But now, my girls are away from me. Its not like i had nobody here. It just that... they never will be like my girls. I know mai here but i rarely see her. We had different classes and let just say, she busy sometime.
And there is my roomate, dila. I told her my crush. But i dont know. She.. well, this is hard. She not that type of girl who like to giggle like the school girl sometime. I miss nadia and farah though. I always told them about my love and scandalous life. But they so far away and i miss it.
And there was syihan, my old classmate who had same lecture with me. I did told her about this guy (previous post) who act like he like me with his sweet talker. To be honest, i regret it. I mean, i didnt feel comfortable with it. But if i want to talk to her about study. Yep, she fit in it anyhow.
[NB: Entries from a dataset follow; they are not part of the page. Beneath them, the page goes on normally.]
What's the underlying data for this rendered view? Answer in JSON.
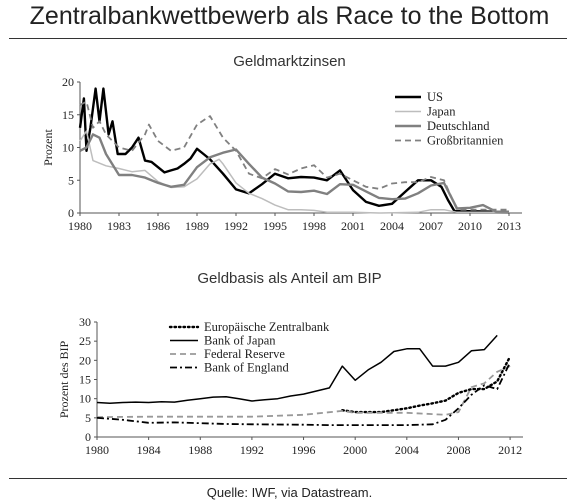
{
  "title": "Zentralbankwettbewerb als Race to the Bottom",
  "source": "Quelle: IWF, via Datastream.",
  "chart_data": [
    {
      "type": "line",
      "title": "Geldmarktzinsen",
      "ylabel": "Prozent",
      "xlim": [
        1980,
        2014
      ],
      "ylim": [
        0,
        20
      ],
      "yticks": [
        "0",
        "5",
        "10",
        "15",
        "20"
      ],
      "xticks": [
        "1980",
        "1983",
        "1986",
        "1989",
        "1992",
        "1995",
        "1998",
        "2001",
        "2004",
        "2007",
        "2010",
        "2013"
      ],
      "legend_position": "right",
      "series": [
        {
          "name": "US",
          "color": "#000000",
          "style": "solid-thick",
          "points": [
            [
              1980,
              13
            ],
            [
              1980.3,
              17.5
            ],
            [
              1980.5,
              9.5
            ],
            [
              1980.8,
              13
            ],
            [
              1981.2,
              19
            ],
            [
              1981.5,
              14
            ],
            [
              1981.8,
              19
            ],
            [
              1982.2,
              12
            ],
            [
              1982.5,
              14
            ],
            [
              1982.9,
              9
            ],
            [
              1983.5,
              9
            ],
            [
              1984,
              10
            ],
            [
              1984.5,
              11.5
            ],
            [
              1985,
              8
            ],
            [
              1985.5,
              7.8
            ],
            [
              1986,
              7
            ],
            [
              1986.5,
              6.2
            ],
            [
              1987,
              6.5
            ],
            [
              1987.5,
              6.8
            ],
            [
              1988,
              7.5
            ],
            [
              1988.5,
              8.3
            ],
            [
              1989,
              9.8
            ],
            [
              1989.5,
              9
            ],
            [
              1990,
              8.2
            ],
            [
              1991,
              6
            ],
            [
              1992,
              3.6
            ],
            [
              1993,
              3
            ],
            [
              1994,
              4.4
            ],
            [
              1995,
              6
            ],
            [
              1996,
              5.3
            ],
            [
              1997,
              5.5
            ],
            [
              1998,
              5.4
            ],
            [
              1999,
              5
            ],
            [
              2000,
              6.5
            ],
            [
              2001,
              3.5
            ],
            [
              2002,
              1.7
            ],
            [
              2003,
              1.1
            ],
            [
              2004,
              1.4
            ],
            [
              2005,
              3.2
            ],
            [
              2006,
              5
            ],
            [
              2007,
              5
            ],
            [
              2007.8,
              4
            ],
            [
              2008.3,
              2
            ],
            [
              2008.8,
              0.3
            ],
            [
              2013,
              0.15
            ]
          ]
        },
        {
          "name": "Japan",
          "color": "#bdbdbd",
          "style": "solid",
          "points": [
            [
              1980,
              11
            ],
            [
              1980.5,
              12.5
            ],
            [
              1981,
              8
            ],
            [
              1982,
              7.2
            ],
            [
              1983,
              6.8
            ],
            [
              1984,
              6.3
            ],
            [
              1985,
              6.5
            ],
            [
              1986,
              4.8
            ],
            [
              1987,
              3.9
            ],
            [
              1988,
              4
            ],
            [
              1989,
              5.2
            ],
            [
              1990,
              7.5
            ],
            [
              1990.7,
              8.2
            ],
            [
              1991,
              7.5
            ],
            [
              1992,
              4.6
            ],
            [
              1993,
              3
            ],
            [
              1994,
              2.2
            ],
            [
              1995,
              1.2
            ],
            [
              1996,
              0.5
            ],
            [
              1997,
              0.5
            ],
            [
              1998,
              0.4
            ],
            [
              1999,
              0.1
            ],
            [
              2001,
              0.1
            ],
            [
              2003,
              0
            ],
            [
              2006,
              0.1
            ],
            [
              2007,
              0.5
            ],
            [
              2008,
              0.5
            ],
            [
              2009,
              0.1
            ],
            [
              2013,
              0.1
            ]
          ]
        },
        {
          "name": "Deutschland",
          "color": "#808080",
          "style": "solid-thick",
          "points": [
            [
              1980,
              9.5
            ],
            [
              1980.5,
              10
            ],
            [
              1981,
              12
            ],
            [
              1981.5,
              11.5
            ],
            [
              1982,
              9
            ],
            [
              1983,
              5.8
            ],
            [
              1984,
              5.8
            ],
            [
              1985,
              5.4
            ],
            [
              1986,
              4.6
            ],
            [
              1987,
              4
            ],
            [
              1988,
              4.3
            ],
            [
              1989,
              7
            ],
            [
              1990,
              8.5
            ],
            [
              1991,
              9.2
            ],
            [
              1992,
              9.7
            ],
            [
              1993,
              7.5
            ],
            [
              1994,
              5.4
            ],
            [
              1995,
              4.5
            ],
            [
              1996,
              3.3
            ],
            [
              1997,
              3.2
            ],
            [
              1998,
              3.4
            ],
            [
              1999,
              2.9
            ],
            [
              2000,
              4.4
            ],
            [
              2001,
              4.3
            ],
            [
              2002,
              3.3
            ],
            [
              2003,
              2.3
            ],
            [
              2004,
              2.1
            ],
            [
              2005,
              2.2
            ],
            [
              2006,
              3
            ],
            [
              2007,
              4.2
            ],
            [
              2008,
              4.6
            ],
            [
              2009,
              0.7
            ],
            [
              2010,
              0.8
            ],
            [
              2011,
              1.2
            ],
            [
              2012,
              0.2
            ],
            [
              2013,
              0.2
            ]
          ]
        },
        {
          "name": "Großbritannien",
          "color": "#808080",
          "style": "dashed",
          "points": [
            [
              1980,
              16.5
            ],
            [
              1980.5,
              17
            ],
            [
              1981,
              13
            ],
            [
              1981.5,
              14
            ],
            [
              1982,
              12
            ],
            [
              1983,
              10
            ],
            [
              1984,
              9.5
            ],
            [
              1985,
              12
            ],
            [
              1985.3,
              13.5
            ],
            [
              1986,
              11
            ],
            [
              1987,
              9.5
            ],
            [
              1988,
              10
            ],
            [
              1989,
              13.5
            ],
            [
              1990,
              14.8
            ],
            [
              1991,
              11.5
            ],
            [
              1992,
              9.5
            ],
            [
              1993,
              6
            ],
            [
              1994,
              5.3
            ],
            [
              1995,
              6.7
            ],
            [
              1996,
              5.9
            ],
            [
              1997,
              6.8
            ],
            [
              1998,
              7.3
            ],
            [
              1999,
              5.4
            ],
            [
              2000,
              6
            ],
            [
              2001,
              5
            ],
            [
              2002,
              4
            ],
            [
              2003,
              3.7
            ],
            [
              2004,
              4.5
            ],
            [
              2005,
              4.7
            ],
            [
              2006,
              4.7
            ],
            [
              2007,
              5.5
            ],
            [
              2008,
              5
            ],
            [
              2009,
              0.5
            ],
            [
              2013,
              0.5
            ]
          ]
        }
      ]
    },
    {
      "type": "line",
      "title": "Geldbasis als Anteil am BIP",
      "ylabel": "Prozent des BIP",
      "xlim": [
        1980,
        2013
      ],
      "ylim": [
        0,
        30
      ],
      "yticks": [
        "0",
        "5",
        "10",
        "15",
        "20",
        "25",
        "30"
      ],
      "xticks": [
        "1980",
        "1984",
        "1988",
        "1992",
        "1996",
        "2000",
        "2004",
        "2008",
        "2012"
      ],
      "legend_position": "top-left",
      "series": [
        {
          "name": "Europäische Zentralbank",
          "color": "#000000",
          "style": "dotted",
          "points": [
            [
              1999,
              7
            ],
            [
              2000,
              6.5
            ],
            [
              2001,
              6.5
            ],
            [
              2002,
              6.5
            ],
            [
              2003,
              7
            ],
            [
              2004,
              7.5
            ],
            [
              2005,
              8.2
            ],
            [
              2006,
              8.8
            ],
            [
              2007,
              9.5
            ],
            [
              2008,
              11.5
            ],
            [
              2009,
              12.5
            ],
            [
              2010,
              12.5
            ],
            [
              2011,
              14.5
            ],
            [
              2012,
              21
            ]
          ]
        },
        {
          "name": "Bank of Japan",
          "color": "#000000",
          "style": "solid",
          "points": [
            [
              1980,
              9
            ],
            [
              1981,
              8.8
            ],
            [
              1982,
              9
            ],
            [
              1983,
              9.1
            ],
            [
              1984,
              9
            ],
            [
              1985,
              9.2
            ],
            [
              1986,
              9.1
            ],
            [
              1987,
              9.6
            ],
            [
              1988,
              10
            ],
            [
              1989,
              10.4
            ],
            [
              1990,
              10.5
            ],
            [
              1991,
              10
            ],
            [
              1992,
              9.4
            ],
            [
              1993,
              9.7
            ],
            [
              1994,
              10
            ],
            [
              1995,
              10.7
            ],
            [
              1996,
              11.2
            ],
            [
              1997,
              12
            ],
            [
              1998,
              12.8
            ],
            [
              1999,
              18.5
            ],
            [
              2000,
              14.8
            ],
            [
              2001,
              17.5
            ],
            [
              2002,
              19.5
            ],
            [
              2003,
              22.3
            ],
            [
              2004,
              23
            ],
            [
              2005,
              23
            ],
            [
              2006,
              18.5
            ],
            [
              2007,
              18.5
            ],
            [
              2008,
              19.5
            ],
            [
              2009,
              22.5
            ],
            [
              2010,
              22.8
            ],
            [
              2011,
              26.5
            ]
          ]
        },
        {
          "name": "Federal Reserve",
          "color": "#999999",
          "style": "dashed",
          "points": [
            [
              1980,
              5.2
            ],
            [
              1984,
              5.3
            ],
            [
              1988,
              5.3
            ],
            [
              1992,
              5.3
            ],
            [
              1996,
              5.8
            ],
            [
              1999,
              6.8
            ],
            [
              2000,
              6.3
            ],
            [
              2004,
              6.3
            ],
            [
              2007,
              5.8
            ],
            [
              2008,
              6.5
            ],
            [
              2009,
              13
            ],
            [
              2010,
              14
            ],
            [
              2011,
              17
            ],
            [
              2012,
              18.5
            ]
          ]
        },
        {
          "name": "Bank of England",
          "color": "#000000",
          "style": "dashdot",
          "points": [
            [
              1980,
              5
            ],
            [
              1982,
              4.5
            ],
            [
              1984,
              3.7
            ],
            [
              1986,
              3.8
            ],
            [
              1988,
              3.6
            ],
            [
              1990,
              3.4
            ],
            [
              1992,
              3.3
            ],
            [
              1996,
              3.2
            ],
            [
              1998,
              3.1
            ],
            [
              2000,
              3.1
            ],
            [
              2004,
              3.1
            ],
            [
              2006,
              3.3
            ],
            [
              2007,
              4.5
            ],
            [
              2008,
              7.5
            ],
            [
              2009,
              11
            ],
            [
              2010,
              13.5
            ],
            [
              2011,
              12.5
            ],
            [
              2012,
              19.5
            ]
          ]
        }
      ]
    }
  ]
}
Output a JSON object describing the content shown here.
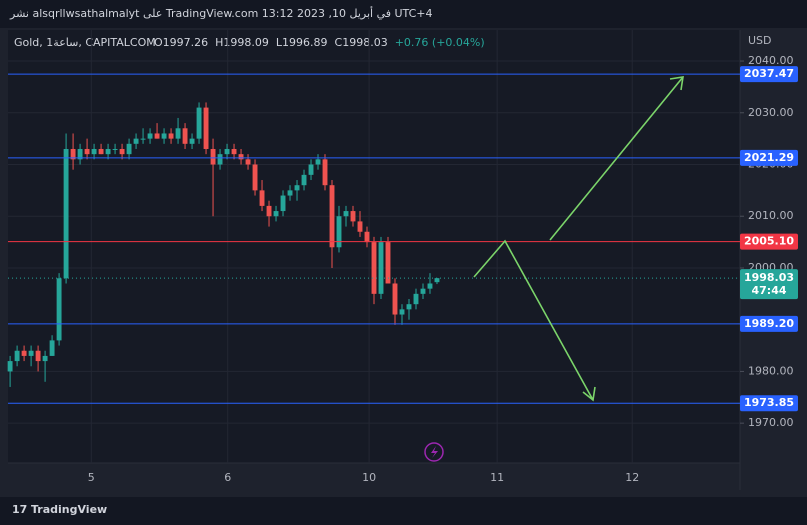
{
  "header": {
    "publisher": "نشر alsqrllwsathalmalyt على TradingView.com في أبريل 10, 2023 13:12 UTC+4",
    "brand": "TradingView"
  },
  "chart_data": {
    "type": "candlestick",
    "title": "Gold, 1ساعة, CAPITALCOM",
    "ohlc_text": [
      "O1997.26",
      "H1998.09",
      "L1996.89",
      "C1998.03",
      "+0.76 (+0.04%)"
    ],
    "currency": "USD",
    "x": [
      0,
      1,
      2,
      3,
      4,
      5,
      6,
      7,
      8,
      9,
      10,
      11,
      12,
      13,
      14,
      15,
      16,
      17,
      18,
      19,
      20,
      21,
      22,
      23,
      24,
      25,
      26,
      27,
      28,
      29,
      30,
      31,
      32,
      33,
      34,
      35,
      36,
      37,
      38,
      39,
      40,
      41,
      42,
      43,
      44,
      45,
      46,
      47,
      48,
      49,
      50,
      51,
      52,
      53,
      54,
      55,
      56,
      57,
      58,
      59,
      60,
      61
    ],
    "open": [
      1980,
      1982,
      1984,
      1983,
      1984,
      1982,
      1983,
      1986,
      1998,
      2023,
      2021,
      2023,
      2022,
      2023,
      2022,
      2023,
      2023,
      2022,
      2024,
      2025,
      2025,
      2026,
      2025,
      2026,
      2025,
      2027,
      2024,
      2025,
      2031,
      2023,
      2020,
      2022,
      2023,
      2022,
      2021,
      2020,
      2015,
      2012,
      2010,
      2011,
      2014,
      2015,
      2016,
      2018,
      2020,
      2021,
      2016,
      2004,
      2010,
      2011,
      2009,
      2007,
      2005,
      1995,
      2005,
      1997,
      1991,
      1992,
      1993,
      1995,
      1996,
      1997.26
    ],
    "high": [
      1983,
      1985,
      1985,
      1985,
      1985,
      1984,
      1987,
      1999,
      2026,
      2026,
      2024,
      2025,
      2024,
      2024,
      2024,
      2024,
      2024,
      2025,
      2026,
      2027,
      2027,
      2028,
      2027,
      2027,
      2029,
      2028,
      2026,
      2032,
      2032,
      2025,
      2023,
      2024,
      2024,
      2023,
      2022,
      2021,
      2017,
      2013,
      2012,
      2015,
      2016,
      2017,
      2019,
      2021,
      2022,
      2022,
      2017,
      2012,
      2012,
      2012,
      2011,
      2008,
      2006,
      2006,
      2006,
      1998,
      1993,
      1994,
      1996,
      1997,
      1999,
      1998.09
    ],
    "low": [
      1977,
      1981,
      1982,
      1981,
      1980,
      1978,
      1983,
      1985,
      1997,
      2019,
      2020,
      2021,
      2021,
      2022,
      2021,
      2022,
      2021,
      2021,
      2023,
      2024,
      2024,
      2025,
      2024,
      2024,
      2024,
      2023,
      2023,
      2024,
      2022,
      2010,
      2019,
      2021,
      2021,
      2020,
      2019,
      2014,
      2011,
      2008,
      2009,
      2010,
      2013,
      2013,
      2015,
      2017,
      2019,
      2015,
      2000,
      2003,
      2008,
      2008,
      2006,
      2004,
      1993,
      1994,
      1997,
      1989,
      1989,
      1990,
      1992,
      1994,
      1995,
      1996.89
    ],
    "close": [
      1982,
      1984,
      1983,
      1984,
      1982,
      1983,
      1986,
      1998,
      2023,
      2021,
      2023,
      2022,
      2023,
      2022,
      2023,
      2023,
      2022,
      2024,
      2025,
      2025,
      2026,
      2025,
      2026,
      2025,
      2027,
      2024,
      2025,
      2031,
      2023,
      2020,
      2022,
      2023,
      2022,
      2021,
      2020,
      2015,
      2012,
      2010,
      2011,
      2014,
      2015,
      2016,
      2018,
      2020,
      2021,
      2016,
      2004,
      2010,
      2011,
      2009,
      2007,
      2005,
      1995,
      2005,
      1997,
      1991,
      1992,
      1993,
      1995,
      1996,
      1997,
      1998.03
    ],
    "up_color": "#26a69a",
    "down_color": "#ef5350",
    "xlim": [
      -0.3,
      104.3
    ],
    "xticks": [
      {
        "value": 11.6,
        "label": "5"
      },
      {
        "value": 31.1,
        "label": "6"
      },
      {
        "value": 51.3,
        "label": "10"
      },
      {
        "value": 69.6,
        "label": "11"
      },
      {
        "value": 88.9,
        "label": "12"
      }
    ],
    "ylim": [
      1962.3,
      2046
    ],
    "yticks": [
      {
        "value": 1970,
        "label": "1970.00"
      },
      {
        "value": 1980,
        "label": "1980.00"
      },
      {
        "value": 2000,
        "label": "2000.00"
      },
      {
        "value": 2010,
        "label": "2010.00"
      },
      {
        "value": 2020,
        "label": "2020.00"
      },
      {
        "value": 2030,
        "label": "2030.00"
      },
      {
        "value": 2040,
        "label": "2040.00"
      }
    ],
    "grid": true,
    "levels": [
      {
        "value": 2037.47,
        "label": "2037.47",
        "color": "#2962ff"
      },
      {
        "value": 2021.29,
        "label": "2021.29",
        "color": "#2962ff"
      },
      {
        "value": 2005.1,
        "label": "2005.10",
        "color": "#f23645"
      },
      {
        "value": 1989.2,
        "label": "1989.20",
        "color": "#2962ff"
      },
      {
        "value": 1973.85,
        "label": "1973.85",
        "color": "#2962ff"
      }
    ],
    "last_price": {
      "value": 1998.03,
      "label": "1998.03",
      "countdown": "47:44",
      "color": "#26a69a"
    }
  }
}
And amy. The only one who remind me of my girls. I dont know how we click right away. Maybe its the way she talk to me or maybe her behaviour or maybe all of it. Well, i see her sometime. We had different class this sem so we rarely meet. But she always hug and say hi to me whenever we bump into each other as if we been bff since forever. Now, you know why she remind me of my girls. I trust her. I told her about my life, joe and ashraf. But this crush.. maybe just not yet. And is not like she knew him anyway. We different lecture remember? Unless it was last sem. Sadly, i like him just a few days before final. So, not really have time.
So, it just left me with this feeling. Yep, i guess i get used with bottle up with my feeling. I still usha dia like nadia use to say how i look at people i like. Yeah nadia, that kinf of staring. Cant helping. It just me.
And since no one know i like him. And no one seem to notice the way i see him. I think i safe doing this particular behavior. Hehe.. And in another meaning, i left with my feeling bottle up inside me, the giggle i try hide outside and those crazy thought i had in my somehow.